"Now, Mr. Blake, you will be obliged to play Ernest Maltravers to one of us."

"Indeed, young lady! and do you mean to imply that 're-peopling some lonely scene for you, with the heroes and legends of old, unrolling before you the lore of the ancients, and thus lighting it up with a light once its own,' would be at all the same thing done by a rough, grey-headed old man, as by an Ernest Maltravers? If so, I am afraid I must say that you are a sad deceiver. Now, I'll lay a wager on it you are thinking of some one who could play Ernest Maltravers to your Valerie de Ventadour, very much to your satisfaction?"

Mr. Blake chuckled with delight as he saw Flora get red and turn away her head.

Thus the day passed quickly away, and about five in the evening they arrived at Civitta Castellana, where they were to sleep on the first night of their journey.

It took them about six days to travel from Rome to Florence by this route. Were we to follow them step by step, we should be writing a guide-book and not a story. Nevertheless, we cannot pass by in silence two such spots as the Falls of Terni and Assisi. Byron says that the view of the falls either from above or below is worth that of all the cascades and torrents of Switzerland put together. The Staubach, Reichenfels, are rills in comparative appearance. Who could forget his description of the contrast between the "giant element leaping from rock to rock with delicious bound," and the lovely smiling valley by which the falls are surrounded? It is indeed

"Love, watching madness with unutterable mien."
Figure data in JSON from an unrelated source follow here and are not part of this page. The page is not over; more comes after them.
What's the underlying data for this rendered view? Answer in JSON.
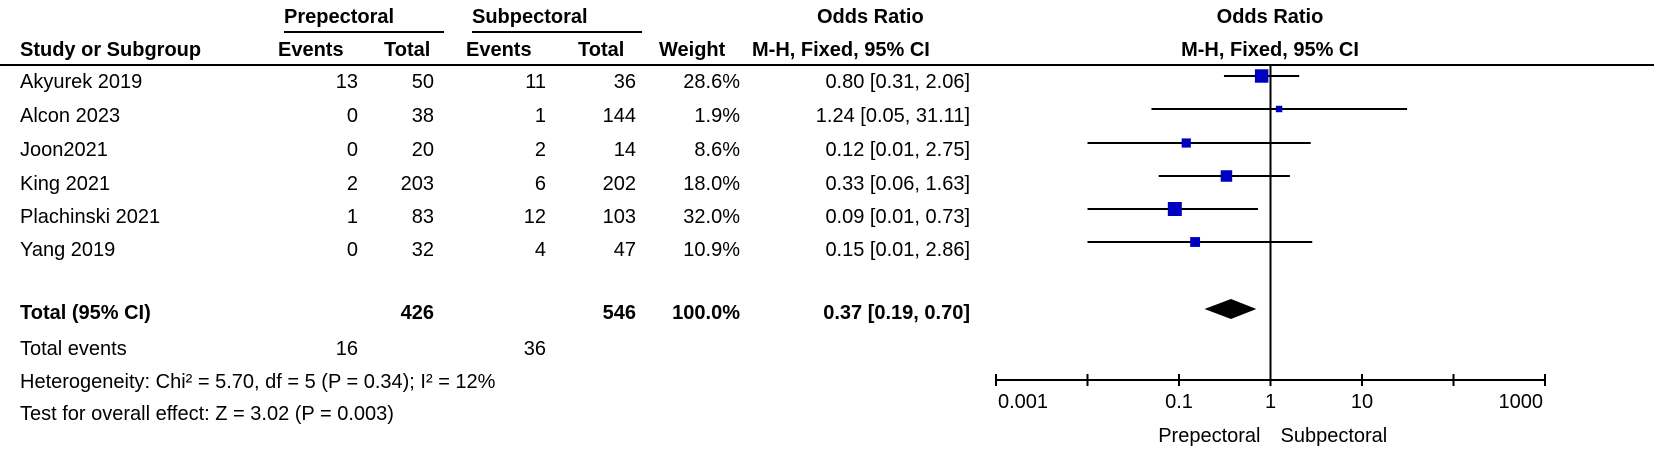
{
  "header": {
    "group1": "Prepectoral",
    "group2": "Subpectoral",
    "odds_ratio_left": "Odds Ratio",
    "odds_ratio_right": "Odds Ratio",
    "col_study": "Study or Subgroup",
    "col_events1": "Events",
    "col_total1": "Total",
    "col_events2": "Events",
    "col_total2": "Total",
    "col_weight": "Weight",
    "col_method_left": "M-H, Fixed, 95% CI",
    "col_method_right": "M-H, Fixed, 95% CI"
  },
  "studies": [
    {
      "name": "Akyurek 2019",
      "events1": "13",
      "total1": "50",
      "events2": "11",
      "total2": "36",
      "weight": "28.6%",
      "ci_text": "0.80 [0.31, 2.06]"
    },
    {
      "name": "Alcon 2023",
      "events1": "0",
      "total1": "38",
      "events2": "1",
      "total2": "144",
      "weight": "1.9%",
      "ci_text": "1.24 [0.05, 31.11]"
    },
    {
      "name": "Joon2021",
      "events1": "0",
      "total1": "20",
      "events2": "2",
      "total2": "14",
      "weight": "8.6%",
      "ci_text": "0.12 [0.01, 2.75]"
    },
    {
      "name": "King 2021",
      "events1": "2",
      "total1": "203",
      "events2": "6",
      "total2": "202",
      "weight": "18.0%",
      "ci_text": "0.33 [0.06, 1.63]"
    },
    {
      "name": "Plachinski 2021",
      "events1": "1",
      "total1": "83",
      "events2": "12",
      "total2": "103",
      "weight": "32.0%",
      "ci_text": "0.09 [0.01, 0.73]"
    },
    {
      "name": "Yang 2019",
      "events1": "0",
      "total1": "32",
      "events2": "4",
      "total2": "47",
      "weight": "10.9%",
      "ci_text": "0.15 [0.01, 2.86]"
    }
  ],
  "total_row": {
    "label": "Total (95% CI)",
    "total1": "426",
    "total2": "546",
    "weight": "100.0%",
    "ci_text": "0.37 [0.19, 0.70]"
  },
  "total_events": {
    "label": "Total events",
    "events1": "16",
    "events2": "36"
  },
  "heterogeneity": "Heterogeneity: Chi² = 5.70, df = 5 (P = 0.34); I² = 12%",
  "overall_effect": "Test for overall effect: Z = 3.02 (P = 0.003)",
  "chart_data": {
    "type": "forest",
    "scale": "log",
    "xlim": [
      0.001,
      1000
    ],
    "null_line": 1,
    "ticks": [
      {
        "value": 0.001,
        "label": "0.001"
      },
      {
        "value": 0.1,
        "label": "0.1"
      },
      {
        "value": 1,
        "label": "1"
      },
      {
        "value": 10,
        "label": "10"
      },
      {
        "value": 1000,
        "label": "1000"
      }
    ],
    "favours_left": "Prepectoral",
    "favours_right": "Subpectoral",
    "studies": [
      {
        "name": "Akyurek 2019",
        "or": 0.8,
        "lower": 0.31,
        "upper": 2.06,
        "weight": 28.6
      },
      {
        "name": "Alcon 2023",
        "or": 1.24,
        "lower": 0.05,
        "upper": 31.11,
        "weight": 1.9
      },
      {
        "name": "Joon2021",
        "or": 0.12,
        "lower": 0.01,
        "upper": 2.75,
        "weight": 8.6
      },
      {
        "name": "King 2021",
        "or": 0.33,
        "lower": 0.06,
        "upper": 1.63,
        "weight": 18.0
      },
      {
        "name": "Plachinski 2021",
        "or": 0.09,
        "lower": 0.01,
        "upper": 0.73,
        "weight": 32.0
      },
      {
        "name": "Yang 2019",
        "or": 0.15,
        "lower": 0.01,
        "upper": 2.86,
        "weight": 10.9
      }
    ],
    "pooled": {
      "or": 0.37,
      "lower": 0.19,
      "upper": 0.7
    },
    "colors": {
      "marker": "#0000c0",
      "diamond": "#000000",
      "line": "#000000"
    }
  }
}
Then the church of Assisi, with all its wealth of interest! To the lover of the picturesque, of art, or of religion, it has special attractions. Dante sings the loveliness of its site; Cimabue and Giotto's works adorn its walls, and mark the progress of painting; and Saint Francis throws over it a halo which dims the glory of poet and artist, and makes Assisi—for those who know and love his life—another holy land. Such is the creative power of charity or love. Centuries ago, Saint Francis died in self-imposed poverty and privation, barely covered with the cloak of another; yet hardly had the grave closed over him, when a structure, matchless even in Italy, was built in his honour, and the precious germs of love and self-sacrifice which he planted in the hearts of his spiritual children went on fructifying until his Order spread itself throughout Christendom, and now blesses the world almost in spite of itself.

Our friends thought that if this route could boast of Assisi alone, it would have been almost unrivalled; but Assisi was only its crowning point. It traverses a track of country, for upwards of two hundred miles, where beauty, history, and poetry combine to give a charm to all around. The vale of Clitumnus and its stream—

"Haunt of river nymph!"

the lake of Thrasimene, where Hannibal and his swarthy hosts revelled in their sanguinary victory over the brave Flaminius; the towns perched on mountain-tops, and surrounded by deep romantic ravines, where still stand a ruined arch or pier to tell of the massive bridges which once spanned them—the colossal works of the mighty Romans.